Banishers also commits what I would call one of my personal 'cardinal sins' of RPG combat design, that is, boss encounters that summon squads of underling mooks to fight for them. Not all the bosses in the game do this, sure, but several bosses will have phases where Red will need to clear a wave of more typical specters before being able to land hits on the boss themselves.
I've always felt relying on this sort of underling-reliant boss-fight structure is a failure in design, in most cases. It's as if the developers designed a combat system, but didn't know how to design a boss fight, so bosses are largely just disguised regular combat instead. Not only that, but a few of the bosses themselves are just bigger versions of regular enemies, more or less, which is never all too interesting.

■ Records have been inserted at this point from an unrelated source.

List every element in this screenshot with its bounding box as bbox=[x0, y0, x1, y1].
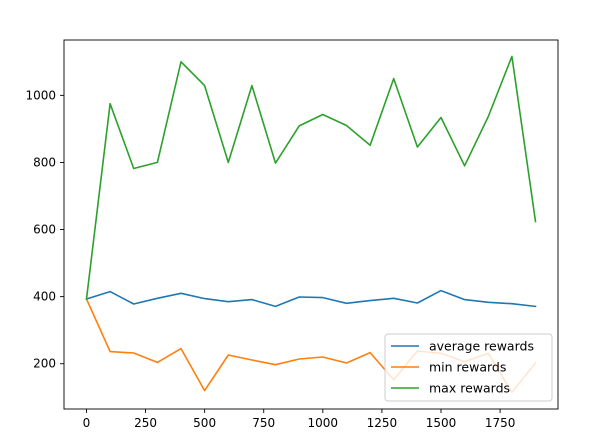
y-tick-label: 800 bbox=[33, 155, 56, 169]
x-tick-label: 750 bbox=[252, 416, 275, 430]
y-tick-label: 600 bbox=[33, 223, 56, 237]
x-tick-label: 1500 bbox=[426, 416, 457, 430]
legend: average rewards min rewards max rewards bbox=[384, 333, 553, 402]
y-tick-label: 200 bbox=[33, 357, 56, 371]
x-tick-label: 1000 bbox=[308, 416, 339, 430]
legend-box bbox=[384, 333, 553, 402]
legend-label: max rewards bbox=[429, 381, 510, 396]
series-line-max-rewards bbox=[85, 55, 537, 300]
y-axis: 200 400 600 800 1000 bbox=[25, 88, 64, 371]
x-tick-label: 0 bbox=[83, 416, 91, 430]
y-tick-label: 400 bbox=[33, 290, 56, 304]
x-tick-label: 250 bbox=[134, 416, 157, 430]
y-tick-label: 1000 bbox=[25, 88, 56, 102]
x-axis: 0 250 500 750 1000 1250 1500 1750 bbox=[83, 409, 516, 430]
legend-label: average rewards bbox=[429, 339, 534, 354]
x-tick-label: 1750 bbox=[485, 416, 516, 430]
plot-frame bbox=[63, 39, 559, 410]
series-line-average-rewards bbox=[85, 289, 537, 308]
x-tick-label: 500 bbox=[193, 416, 216, 430]
legend-label: min rewards bbox=[429, 360, 506, 375]
x-tick-label: 1250 bbox=[367, 416, 398, 430]
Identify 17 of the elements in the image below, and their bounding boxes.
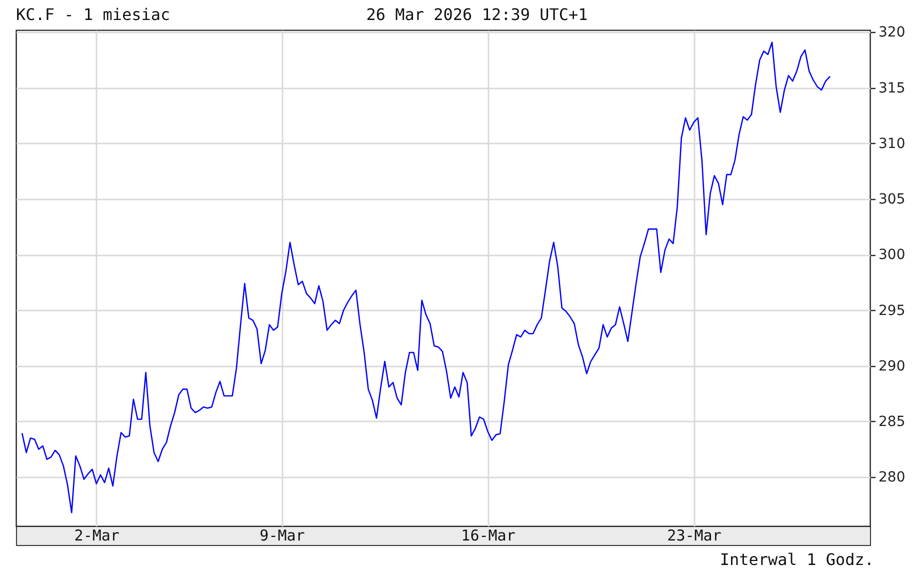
y-tick-label: 320	[878, 24, 906, 41]
y-tick-label: 305	[878, 192, 906, 208]
chart-title: KC.F - 1 miesiac	[16, 5, 170, 25]
line-series	[22, 42, 830, 514]
y-tick-label: 315	[878, 80, 906, 96]
y-tick-label: 310	[878, 136, 906, 152]
x-tick-label: 16-Mar	[461, 526, 516, 544]
chart-subtitle: 26 Mar 2026 12:39 UTC+1	[366, 5, 588, 25]
text: Interwal 1 Godz.	[720, 550, 874, 568]
x-tick-label: 23-Mar	[667, 526, 722, 544]
y-tick-label: 295	[878, 302, 906, 319]
y-tick-label: 280	[878, 470, 906, 486]
y-tick-label: 300	[878, 247, 906, 264]
x-tick-label: 2-Mar	[74, 526, 120, 544]
x-tick-label: 9-Mar	[260, 526, 305, 544]
y-tick-label: 290	[878, 358, 906, 374]
y-tick-label: 285	[878, 414, 906, 430]
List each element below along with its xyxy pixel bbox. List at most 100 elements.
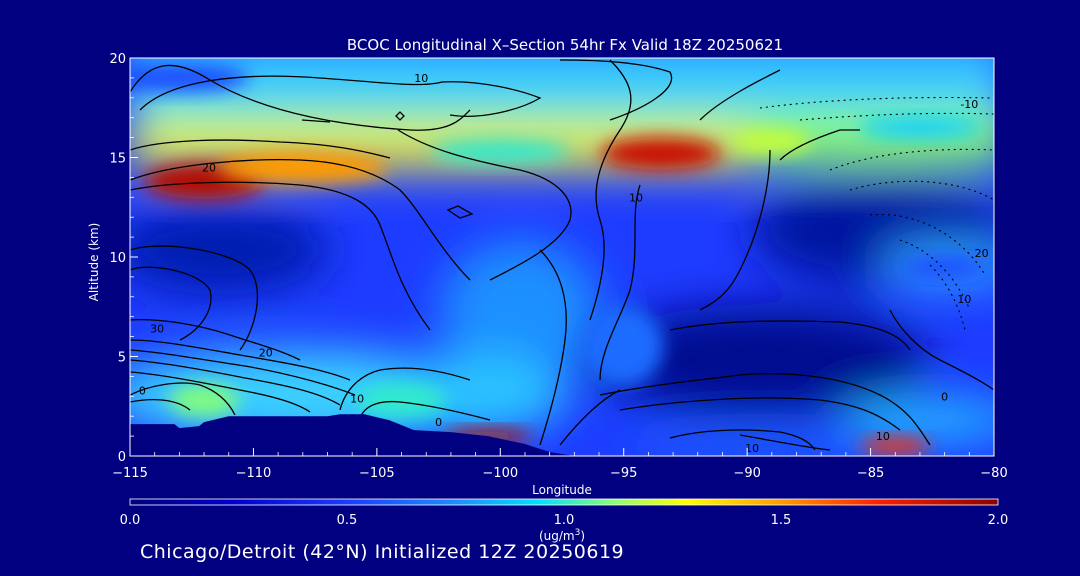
contour-line — [446, 205, 474, 219]
x-tick-label: −115 — [112, 466, 148, 481]
contour-line — [759, 96, 994, 109]
contour-line — [739, 434, 831, 451]
bc-feature — [169, 384, 240, 417]
contour-line — [130, 245, 258, 351]
bc-feature — [583, 306, 664, 387]
contour-line — [669, 429, 816, 451]
contour-label: 10 — [629, 191, 643, 204]
bc-feature — [356, 382, 447, 419]
y-tick-label: 5 — [118, 351, 126, 366]
contour-label: 10 — [876, 430, 890, 443]
contour-label: -10 — [960, 98, 978, 111]
contour-line — [130, 139, 391, 159]
contour-line — [130, 398, 191, 411]
x-tick-label: −90 — [733, 466, 760, 481]
bc-feature — [904, 256, 985, 277]
colorbar: 0.0 0.5 1.0 1.5 2.0 (ug/m3) — [120, 498, 1009, 543]
contour-line — [829, 148, 994, 171]
contour-label: 0 — [139, 384, 146, 397]
colorbar-tick-label: 1.5 — [771, 513, 792, 528]
colorbar-ramp — [130, 499, 998, 505]
contour-line — [559, 389, 621, 446]
contour-line — [849, 180, 994, 201]
contour-line — [301, 119, 331, 123]
bottom-blue-strip — [620, 433, 900, 456]
contour-line — [130, 159, 471, 281]
x-tick-label: −85 — [857, 466, 884, 481]
bc-feature — [600, 137, 721, 170]
contour-line — [589, 59, 632, 321]
contour-label: 20 — [259, 347, 273, 360]
contour-line — [130, 266, 212, 341]
contour-line — [130, 319, 301, 361]
contour-label: 20 — [975, 247, 989, 260]
contour-line — [699, 149, 771, 311]
colorbar-unit-superscript: 3 — [575, 528, 581, 538]
colorbar-unit-close: ) — [580, 529, 585, 543]
contour-line — [139, 75, 443, 111]
contour-line — [130, 181, 431, 331]
mid-cyan-bulge — [440, 240, 600, 380]
contour-line — [130, 349, 356, 396]
contour-label: 20 — [202, 161, 216, 174]
colorbar-tick-label: 2.0 — [988, 513, 1009, 528]
contour-line — [130, 371, 311, 413]
contour-line — [699, 69, 781, 121]
x-tick-label: −100 — [482, 466, 518, 481]
bc-feature — [731, 129, 812, 154]
contour-line — [559, 59, 673, 121]
y-tick-label: 10 — [109, 251, 126, 266]
y-tick-label: 15 — [109, 152, 126, 167]
contour-line — [599, 184, 641, 381]
contour-line — [395, 111, 405, 121]
x-tick-label: −110 — [236, 466, 272, 481]
contour-labels: 10 20 10 -10 20 10 30 20 0 10 0 10 10 0 — [139, 72, 989, 455]
contour-line — [539, 249, 567, 446]
contour-line — [599, 373, 931, 446]
contour-line — [130, 64, 471, 131]
x-tick-label: −105 — [359, 466, 395, 481]
x-axis-label: Longitude — [532, 483, 592, 497]
contour-label: 10 — [414, 72, 428, 85]
colorbar-unit-open: (ug/m — [539, 529, 575, 543]
x-tick-label: −80 — [980, 466, 1007, 481]
contour-line — [899, 239, 971, 311]
colorbar-frame — [129, 498, 999, 506]
y-axis: 0 5 10 15 20 — [109, 52, 138, 465]
contour-line — [130, 382, 236, 416]
contour-line — [359, 400, 491, 421]
initialization-caption: Chicago/Detroit (42°N) Initialized 12Z 2… — [140, 541, 625, 563]
colorbar-tick-label: 0.5 — [337, 513, 358, 528]
y-axis-label: Altitude (km) — [87, 223, 101, 302]
mid-left-dark-region — [130, 205, 330, 295]
colorbar-tick-label: 0.0 — [120, 513, 141, 528]
x-axis: −115 −110 −105 −100 −95 −90 −85 −80 — [112, 448, 1008, 481]
bc-feature — [430, 139, 571, 164]
contour-line — [397, 129, 572, 281]
contour-line — [130, 359, 341, 406]
contour-line — [619, 397, 901, 431]
colorbar-unit-label: (ug/m3) — [539, 528, 585, 543]
contour-line — [889, 309, 994, 391]
lower-right-cyan — [840, 398, 994, 442]
x-tick-label: −95 — [610, 466, 637, 481]
contour-line — [339, 367, 471, 411]
contour-label: 10 — [957, 293, 971, 306]
plot-area: 10 20 10 -10 20 10 30 20 0 10 0 10 10 0 — [129, 57, 995, 457]
middle-right-dark-region — [590, 305, 930, 415]
y-tick-label: 0 — [118, 450, 126, 465]
bc-feature — [859, 117, 980, 138]
bc-feature — [860, 438, 931, 455]
negative-contours — [759, 96, 994, 331]
bc-feature — [217, 151, 388, 184]
contour-label: 30 — [150, 323, 164, 336]
contour-line — [779, 129, 860, 161]
y-tick-label: 20 — [109, 52, 126, 67]
contour-label: 10 — [745, 442, 759, 455]
contour-label: 10 — [350, 392, 364, 405]
contour-line — [130, 339, 351, 381]
colorbar-ticks: 0.0 0.5 1.0 1.5 2.0 — [120, 513, 1009, 528]
colorbar-tick-label: 1.0 — [554, 513, 575, 528]
contour-line — [441, 81, 542, 117]
terrain-mask — [130, 414, 994, 456]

What's most disappointing of all of this is that stiff combat, poor enemy variety, and even this 'mook-squad' boss design were all shortcomings present in Vampyr too (Kyle even touches on these things from his review at the time), which makes it even more disappointing that Banishers falls short in the same areas 6 years later.
Banishers feels like a more polished, bigger budget, but less interesting RPG than Vampyr. I have to imagine it has to be Don't Nod's most expensive game, and character models, environments, and cinematic animations all look great. But combing the world for too many materials with uninspiring combat makes it feel more ordinary, in ways. Put plainly, the role-playing mechanics of Banishers are easily where it struggles most.
I come away from Banishers: Ghosts of New Eden endeared to its characters and storytelling, but disappointed in the game's world structure and combat. Antea and Red are captivating characters, and I applaud the game's narrative style & direction, but mundane world exploration, tedious combat, and average questing pull down a game that I had higher hopes for.